You can be there for your children, without ‘fixing’ the situation. And this is the Love component of Love and Logic. We don’t sit back when our child trips and falls; instead, we lovingly acknowledge their pain, “Ouch! That looks like it hurts; I am so sorry that happened. What would make it feel better?” and we offer them Logic when the time is right, “Do you think your shoes being untied caused you to trip? What are your ideas for preventing another trip?”
Five | Champion their ‘Weirdness’ and their Social-Butterfly Aptitude
Children are laughably weird, and it doesn’t take more than a year or two of parenting to also realize, they come to us as they are —wonderfully and wildly unique— with their own interests and passions and eccentricities. Rather than dejecting their affinity for dinosaur trivia, champion it and channel their interest into some real life connections, like paleontologists or a trip to a dinosaur museum. Warren Buffet attributes his success to his eccentric tendency toward entrepreneurship as a child. So embrace their quirkiness, and help to develop it so they can later leverage it for success and happiness.
While we’re discussing comments you may anticipate hearing at Parent Teacher Conferences, if your child is often discussed as being ‘too social’, help them to curtail it…to an extent, and know that children who are perceived as prosocial, later have a significant financial lead. And if your child struggles socially, seek out opportunities and employ strategies to help improve their social skills and their future.

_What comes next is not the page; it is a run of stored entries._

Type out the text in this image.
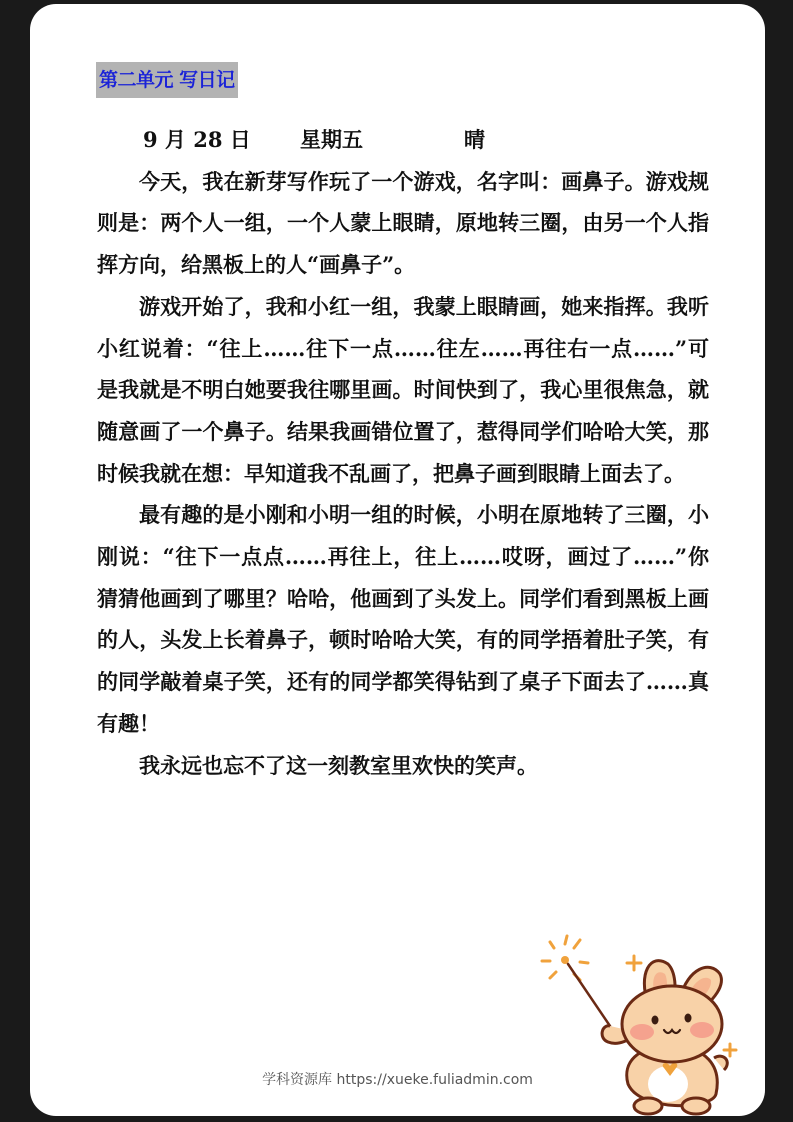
第二单元 写日记
9 月 28 日 星期五	晴

今天，我在新芽写作玩了一个游戏，名字叫：画鼻子。游戏规则是：两个人一组，一个人蒙上眼睛，原地转三圈，由另一个人指挥方向，给黑板上的人“画鼻子”。

游戏开始了，我和小红一组，我蒙上眼睛画，她来指挥。我听小红说着：“往上……往下一点……往左……再往右一点……”可是我就是不明白她要我往哪里画。时间快到了，我心里很焦急，就随意画了一个鼻子。结果我画错位置了，惹得同学们哈哈大笑，那时候我就在想：早知道我不乱画了，把鼻子画到眼睛上面去了。

最有趣的是小刚和小明一组的时候，小明在原地转了三圈，小刚说：“往下一点点……再往上，往上……哎呀，画过了……”你猜猜他画到了哪里？哈哈，他画到了头发上。同学们看到黑板上画的人，头发上长着鼻子，顿时哈哈大笑，有的同学捂着肚子笑，有的同学敲着桌子笑，还有的同学都笑得钻到了桌子下面去了……真有趣！

我永远也忘不了这一刻教室里欢快的笑声。

学科资源库 https://xueke.fuliadmin.com
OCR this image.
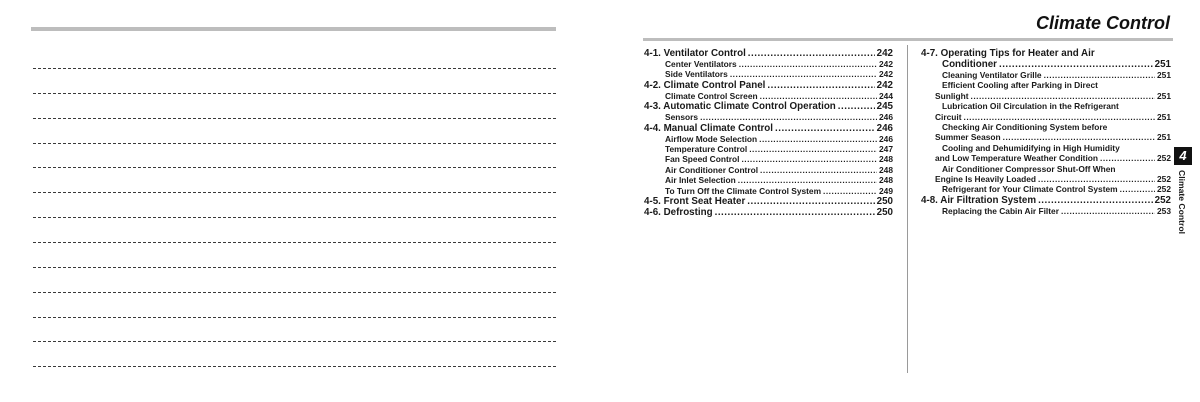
Climate Control
4-1. Ventilator Control .....	242
Center Ventilators .....	242
Side Ventilators .....	242
4-2. Climate Control Panel .....	242
Climate Control Screen .....	244
4-3. Automatic Climate Control Operation .....	245
Sensors .....	246
4-4. Manual Climate Control .....	246
Airflow Mode Selection .....	246
Temperature Control .....	247
Fan Speed Control .....	248
Air Conditioner Control .....	248
Air Inlet Selection .....	248
To Turn Off the Climate Control System .....	249
4-5. Front Seat Heater .....	250
4-6. Defrosting .....	250
4-7. Operating Tips for Heater and Air
Conditioner .....	251
Cleaning Ventilator Grille .....	251
Efficient Cooling after Parking in Direct
Sunlight .....	251
Lubrication Oil Circulation in the Refrigerant
Circuit .....	251
Checking Air Conditioning System before
Summer Season .....	251
Cooling and Dehumidifying in High Humidity
and Low Temperature Weather Condition .....	252
Air Conditioner Compressor Shut-Off When
Engine Is Heavily Loaded .....	252
Refrigerant for Your Climate Control System .....	252
4-8. Air Filtration System .....	252
Replacing the Cabin Air Filter .....	253
4
Climate Control
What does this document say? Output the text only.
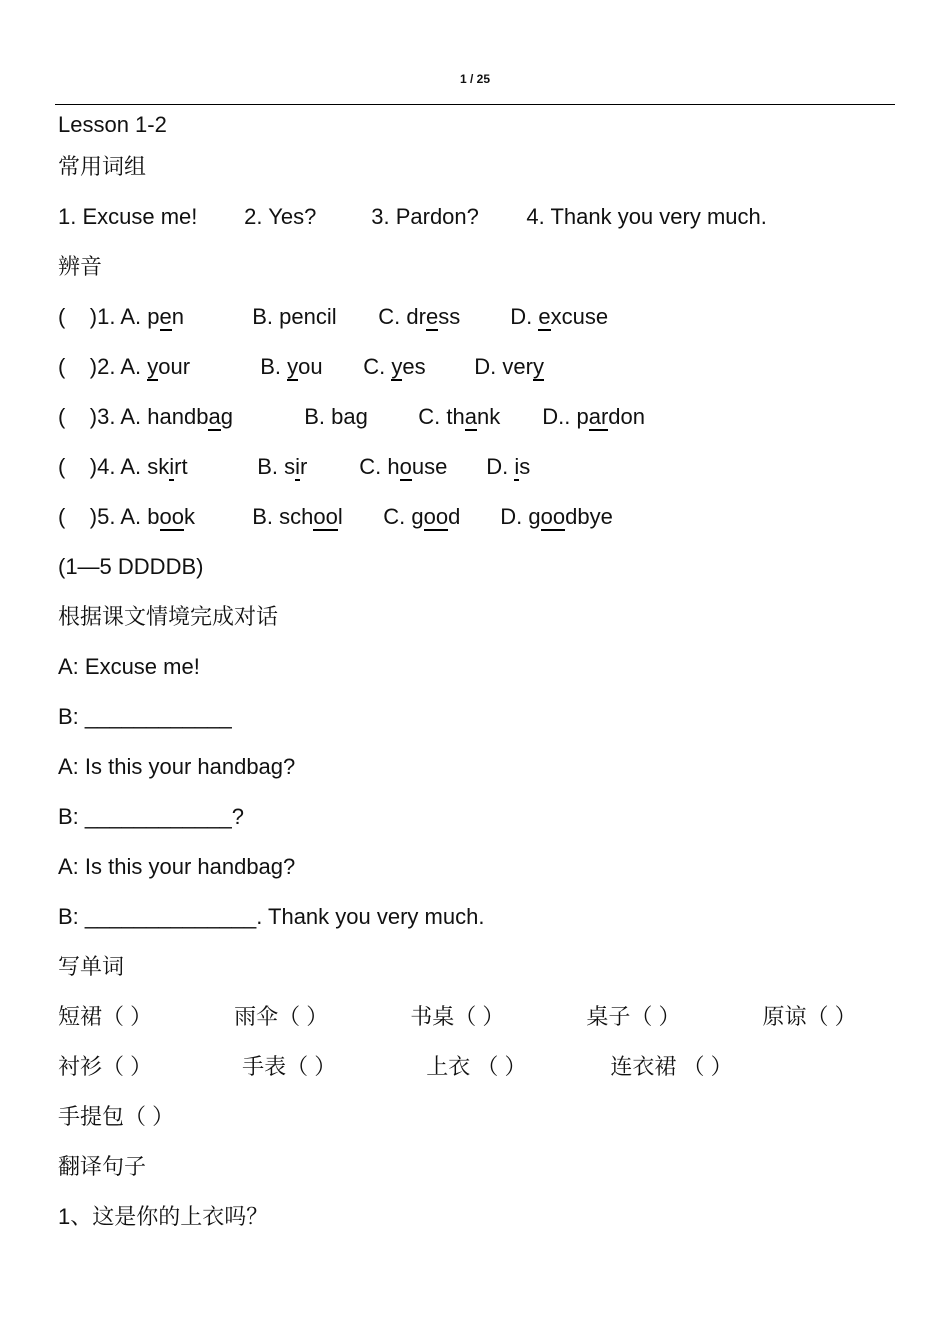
1 / 25
Lesson 1-2
常用词组
1. Excuse me! 2. Yes? 3. Pardon? 4. Thank you very much.
辨音
(    )1. A. pen	B. pencil C. dress D. excuse
(    )2. A. your	B. you C. yes D. very
(    )3. A. handbag	B. bag C. thank D.. pardon
(    )4. A. skirt	B. sir C. house D. is
(    )5. A. book	B. school C. good D. goodbye
(1—5 DDDDB)
根据课文情境完成对话
A: Excuse me!
B: ____________
A: Is this your handbag?
B: ____________?
A: Is this your handbag?
B: ______________. Thank you very much.
写单词
短裙（ ）	雨伞（ ）	书桌（ ）	桌子（ ）	原谅（ ）
衬衫（ ）	手表（ ）	上衣 （ ）	连衣裙 （ ）
手提包（ ）
翻译句子
1、这是你的上衣吗？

While there is no handbook for parenting, employing these 5 study-proven and scientifically supported practices will help you to raise children who are both well adjusted and successful. And, at the end of the day, if “all you need is love”, and your children are loved and secure, you have already started a beautiful legacy. We are so looking forward to the return on our investment, of a home filled with grown children during the holidays.